To restrict the current content to events occurring in a specific period, click and drag it to surround the area on a time visualization, such as the Flows Over Time.

To select the time range or to change the default refresh rate, click the Time Range control in the upper right corner. The system displays the following dashboard.

Select the range from the options provided, and the panels and displays update to reflect the new date and time range. To change the auto-refresh rate, click the Auto-refresh control. The system displays the following dashboard.

Select the refresh interval from the options provided. Click Start to turn off the auto-refresh function.

The search field at the top of the dashboard filters the current displays by any text or numbers typed into the field.

The Action option in the upper right corner applies these actions to all the currently applied filters.

Click a segment on a pie chart for the appropriate filter; it automatically inserts into the Search field. To undo the filter, click the Remove filter icon.

To define complex queries using field names, which can be seen by scrolling and clicking on an event row. For example, on the sFlow^®* dashboard, the query proto : TCP AND tags : ext displays all externally bound TCP traffic. OR NOT ( ) are also permitted in the expression. For more details about the supported search syntax, refer to the following URL:https://www.elastic.co/guide/en/elasticsearch/reference/current/query-dsl-query-string-query.html#query-string-syntax.

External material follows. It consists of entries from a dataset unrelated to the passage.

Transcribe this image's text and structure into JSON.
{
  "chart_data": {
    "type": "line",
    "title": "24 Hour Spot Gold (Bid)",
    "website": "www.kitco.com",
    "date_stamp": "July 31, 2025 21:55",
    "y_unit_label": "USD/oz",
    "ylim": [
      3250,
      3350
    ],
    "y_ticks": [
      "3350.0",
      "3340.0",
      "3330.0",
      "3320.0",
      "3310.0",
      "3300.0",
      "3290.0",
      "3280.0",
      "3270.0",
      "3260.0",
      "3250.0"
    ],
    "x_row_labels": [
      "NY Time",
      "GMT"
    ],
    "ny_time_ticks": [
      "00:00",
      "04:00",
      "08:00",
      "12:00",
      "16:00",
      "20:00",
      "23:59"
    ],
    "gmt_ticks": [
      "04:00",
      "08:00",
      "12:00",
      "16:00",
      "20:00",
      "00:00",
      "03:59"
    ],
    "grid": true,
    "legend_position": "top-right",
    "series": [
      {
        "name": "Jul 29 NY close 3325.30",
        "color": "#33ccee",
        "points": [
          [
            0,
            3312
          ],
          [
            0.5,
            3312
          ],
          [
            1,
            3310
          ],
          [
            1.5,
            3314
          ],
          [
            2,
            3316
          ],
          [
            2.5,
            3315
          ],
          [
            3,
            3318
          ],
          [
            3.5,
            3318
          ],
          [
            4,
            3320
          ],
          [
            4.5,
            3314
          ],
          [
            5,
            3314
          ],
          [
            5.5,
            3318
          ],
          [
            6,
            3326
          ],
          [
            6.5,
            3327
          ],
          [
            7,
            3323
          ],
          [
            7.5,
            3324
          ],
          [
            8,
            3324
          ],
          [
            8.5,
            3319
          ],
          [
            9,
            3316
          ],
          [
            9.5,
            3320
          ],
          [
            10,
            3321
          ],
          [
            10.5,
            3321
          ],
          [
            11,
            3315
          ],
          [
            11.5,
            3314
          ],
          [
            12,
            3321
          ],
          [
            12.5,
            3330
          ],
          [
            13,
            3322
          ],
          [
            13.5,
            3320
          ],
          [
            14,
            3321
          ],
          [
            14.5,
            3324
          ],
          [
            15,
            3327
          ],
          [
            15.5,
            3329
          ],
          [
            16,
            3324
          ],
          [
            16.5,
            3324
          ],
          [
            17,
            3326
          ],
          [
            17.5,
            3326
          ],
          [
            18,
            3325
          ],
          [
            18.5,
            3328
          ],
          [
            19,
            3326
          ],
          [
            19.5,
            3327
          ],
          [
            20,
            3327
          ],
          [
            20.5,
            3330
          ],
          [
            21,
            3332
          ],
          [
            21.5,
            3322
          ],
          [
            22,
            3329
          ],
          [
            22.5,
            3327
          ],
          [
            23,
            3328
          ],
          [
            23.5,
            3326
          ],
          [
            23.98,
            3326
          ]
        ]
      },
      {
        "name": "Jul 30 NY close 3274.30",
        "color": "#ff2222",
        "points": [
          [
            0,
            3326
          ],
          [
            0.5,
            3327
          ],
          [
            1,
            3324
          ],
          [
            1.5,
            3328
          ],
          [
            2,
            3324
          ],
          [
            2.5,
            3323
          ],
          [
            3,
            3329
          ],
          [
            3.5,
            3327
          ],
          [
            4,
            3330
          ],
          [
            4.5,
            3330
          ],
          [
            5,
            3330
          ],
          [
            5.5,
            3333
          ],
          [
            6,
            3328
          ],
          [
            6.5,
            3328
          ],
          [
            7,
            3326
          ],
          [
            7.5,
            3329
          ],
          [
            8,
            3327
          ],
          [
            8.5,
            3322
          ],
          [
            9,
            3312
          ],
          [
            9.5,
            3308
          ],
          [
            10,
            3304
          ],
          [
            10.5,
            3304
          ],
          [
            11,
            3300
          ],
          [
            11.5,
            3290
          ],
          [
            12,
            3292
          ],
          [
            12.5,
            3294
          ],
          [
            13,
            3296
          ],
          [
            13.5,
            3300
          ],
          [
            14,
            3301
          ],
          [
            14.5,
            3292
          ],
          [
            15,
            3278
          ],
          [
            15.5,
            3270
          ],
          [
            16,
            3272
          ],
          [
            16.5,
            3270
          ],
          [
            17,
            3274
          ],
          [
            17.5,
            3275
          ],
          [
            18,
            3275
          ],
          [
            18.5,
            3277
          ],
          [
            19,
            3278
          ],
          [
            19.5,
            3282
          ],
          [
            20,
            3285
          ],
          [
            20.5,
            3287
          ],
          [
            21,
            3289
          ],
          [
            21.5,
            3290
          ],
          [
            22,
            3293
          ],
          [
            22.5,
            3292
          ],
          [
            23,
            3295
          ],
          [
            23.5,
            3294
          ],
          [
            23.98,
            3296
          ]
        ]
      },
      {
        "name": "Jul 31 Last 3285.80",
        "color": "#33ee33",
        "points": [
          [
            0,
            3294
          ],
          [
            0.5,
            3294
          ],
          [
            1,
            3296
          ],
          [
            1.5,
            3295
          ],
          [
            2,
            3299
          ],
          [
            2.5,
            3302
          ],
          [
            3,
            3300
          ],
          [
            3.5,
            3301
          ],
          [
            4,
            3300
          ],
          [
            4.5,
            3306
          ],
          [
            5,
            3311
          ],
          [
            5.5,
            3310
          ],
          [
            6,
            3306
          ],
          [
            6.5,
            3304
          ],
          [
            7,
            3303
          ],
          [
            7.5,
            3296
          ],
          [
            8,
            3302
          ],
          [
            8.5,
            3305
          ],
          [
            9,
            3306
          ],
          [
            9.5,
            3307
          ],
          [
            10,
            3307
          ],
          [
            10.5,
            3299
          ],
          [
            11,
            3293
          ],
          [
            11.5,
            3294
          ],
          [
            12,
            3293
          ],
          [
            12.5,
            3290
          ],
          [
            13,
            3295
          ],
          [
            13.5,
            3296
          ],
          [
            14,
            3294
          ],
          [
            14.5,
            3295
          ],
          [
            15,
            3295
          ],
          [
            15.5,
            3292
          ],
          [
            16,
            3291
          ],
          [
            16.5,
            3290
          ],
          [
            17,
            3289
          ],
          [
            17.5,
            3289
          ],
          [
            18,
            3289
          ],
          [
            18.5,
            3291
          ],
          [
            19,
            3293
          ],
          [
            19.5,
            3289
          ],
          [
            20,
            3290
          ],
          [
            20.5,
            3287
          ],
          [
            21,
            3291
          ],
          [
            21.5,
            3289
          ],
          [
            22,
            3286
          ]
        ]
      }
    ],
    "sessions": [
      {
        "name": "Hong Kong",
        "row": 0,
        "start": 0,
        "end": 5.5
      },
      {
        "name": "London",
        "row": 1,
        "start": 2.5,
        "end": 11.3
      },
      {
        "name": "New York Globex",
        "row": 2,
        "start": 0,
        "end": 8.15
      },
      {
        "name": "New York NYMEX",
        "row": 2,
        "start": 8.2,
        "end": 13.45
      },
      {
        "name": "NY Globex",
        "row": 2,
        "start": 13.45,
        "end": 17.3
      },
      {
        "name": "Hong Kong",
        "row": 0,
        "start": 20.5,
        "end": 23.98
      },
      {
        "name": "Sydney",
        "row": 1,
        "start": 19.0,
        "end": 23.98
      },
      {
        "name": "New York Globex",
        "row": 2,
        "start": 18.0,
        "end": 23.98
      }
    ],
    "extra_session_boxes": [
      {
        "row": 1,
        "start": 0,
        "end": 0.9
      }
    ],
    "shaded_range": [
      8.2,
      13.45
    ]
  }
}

Select the Discover option in the left panel of the Analytics window; the system will display the following page.

Use Discover mode to see the indices in the ElasticSearch database and identify the available data.

Refrain from executing general queries for a wide time range. For example, suppose you want to query for 7 or 30 days. In that case, do a specific query flow, filter interface, specific source or destination IP address, and specific source or port number as it eases the query load.

To query NetFlow or sFlow^® for more extended periods, use the FLOW Dashboard to determine the trend and then do a specific query, such as querying a specific flow or time, on the Netflow or sFlow^® dashboard.

Periodically monitor the AN Load Dashboard for index and query load and scale up the Analytics Node if the Load is Yellow/Red.

These recommendations aim to optimize query performance and prevent system overload, especially when dealing with large datasets and extended timeframes.

Select the Dashboards option from the left panel on the Analytics window to manage Dashboards. The system displays the following page.

Refer to the Kibana documentation for details about creating and managing dashboards.https://www.elastic.co/guide/en/kibana/8.15/index.html

Following are the best practices for managing dashboards and saved objects within Arista Analytics, focusing on organization, maintainability, and upgrade compatibility:

• Consistent Naming Conventions: Employ a naming convention that aligns with your environment.
  • Use prefixes to categorize dashboard content (for example, "ARISTA").
  • Include descriptive terms in the dashboard name to specify its type.
  • It improves organization and simplifies selection.
• Simplified Management: Consistent naming allows for easier individual selection and bulk operations.
  • Exporting dashboards based on their type facilitates tracking and management of modifications.
• Upgrade Compatibility: Build dashboards using custom visualizations and searches created for your environment.
  • Avoid relying on default objects, which might change during upgrades, potentially breaking your dashboards.

In summary, the best practices advocate for a structured and organized approach to dashboard management, ensuring maintainability, traceability, and resilience to system upgrades.

• GeoIP Database: Arista Analytics uses the MaxMind GeoIP database to associate public network IP addresses with geographic locations.
• Map Visualization: This association displays a heat map on the sFlow^® dashboard.
• Geographic Filtering: It filters the traffic shown on the map by selecting specific regions:
  • Square Tool: Draw a square to select a rectangular area.
  • Polygon Tool: Draw an irregular shape to select a more complex region.
  • Zoom and Detail: Selecting a region will zoom in on that area and provide more detailed information about the traffic flowing to or from it.

This process enables users to visually analyze network traffic patterns based on geographic location and focus on specific areas of interest for deeper investigation.

Click an IP address, then click the Magnifying Glass icon (+) to pin the address to the dashboard.

The selected IP address is added to the filters on the dashboard.

Each dashboard has a bar chart depicting traffic on the y-axis and time on the x-axis. To add a time filter, click and drag an area in the All Flows Over Time bar chart.